前回とは違った視点から書かなければならないところが苦しいのであるが、自由美術秋田グループで、私の学生時代から現在までの30 余年の作品を取り上げた作家研究会が、2010 年に行われているので、今回はその時の内容からキーワード的なものを拾い上げながら自作について考察してみたい。

<雲と空を意識した作品> ・・・・初期の頃から持ち続けていた風景に対する憧憬は、大空や空を飛ぶことへのあこがれへと拡がった。雲の上の世界、時差の不思議、丸い地球の神秘・・・・、28 年前、初めて海外へ飛び立った時の感慨は忘れられない。

<光の反射への意識と露出オーバーの失敗写真> ・・・・白壁と明るい陽差し、そしてその照り返し、狭い路地から広場へ出たときの" ホワイトアウト" 的な白い世界にわずかに見え隠れする街並みや人影はモチーフとして魅力的に映る。

<ブレた人物> ・・・・旅先でのスナップ写真の背景で佇む見知らぬ人や駆け抜ける人、通りすがりの人々の自然なポーズは、時にブレたりしながら、そのフォルムは興味をそそるものとなる。

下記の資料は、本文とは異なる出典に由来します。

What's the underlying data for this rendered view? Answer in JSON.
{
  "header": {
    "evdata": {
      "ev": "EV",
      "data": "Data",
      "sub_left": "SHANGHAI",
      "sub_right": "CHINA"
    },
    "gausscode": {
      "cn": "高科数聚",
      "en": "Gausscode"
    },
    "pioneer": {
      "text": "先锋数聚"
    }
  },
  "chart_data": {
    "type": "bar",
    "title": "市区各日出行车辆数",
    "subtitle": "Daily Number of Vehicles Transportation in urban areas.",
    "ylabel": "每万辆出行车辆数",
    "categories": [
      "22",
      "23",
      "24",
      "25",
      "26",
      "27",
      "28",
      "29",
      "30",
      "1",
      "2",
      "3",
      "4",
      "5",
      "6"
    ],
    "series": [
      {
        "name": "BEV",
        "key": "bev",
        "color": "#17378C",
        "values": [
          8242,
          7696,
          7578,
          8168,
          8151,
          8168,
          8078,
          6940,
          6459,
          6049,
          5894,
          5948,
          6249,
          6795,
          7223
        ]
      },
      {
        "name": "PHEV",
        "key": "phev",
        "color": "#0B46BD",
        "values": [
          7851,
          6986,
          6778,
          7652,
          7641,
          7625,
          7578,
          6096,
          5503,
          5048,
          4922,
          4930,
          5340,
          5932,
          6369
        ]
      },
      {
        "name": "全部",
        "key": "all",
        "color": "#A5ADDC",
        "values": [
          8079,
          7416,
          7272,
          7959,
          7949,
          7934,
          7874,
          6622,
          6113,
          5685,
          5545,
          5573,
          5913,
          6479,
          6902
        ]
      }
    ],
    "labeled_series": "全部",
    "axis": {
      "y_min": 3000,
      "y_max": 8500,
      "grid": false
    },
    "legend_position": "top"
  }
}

<光と影の絡み合い> ・・・・樹木から差す木洩れ日、建物と人物の組み合わせ、光によって生まれる影、影と影あるいは影と陰の結合によるフォルムの変化は光の差し方とともに、画面空間に変化を与え、複雑さを加える。

" 影" は、実体と想像のはざまの不可思議な存在として魅力を感じている。

<建造物の単純化と空気感の増加> ・・・・建物は風景の雰囲気を決定づけるもののひとつといえる。初めは建物の美しさに惹かれていたが、明暗の表現から、次第に風景を包み込んでいる空気そのものの表現に重点を置くようになってきた。

学生時代から数えて、節目節目で環境が変化したり、制作のモティベーションが上下したりしながら今日まで約35 年、自由美術に出品し始めてから23 年という月日が流れた。その間、日常と非日常の中で様々な人やものから刺激を受け、現在の絵が形成されてきたように思う。今後もよろしくお願いします。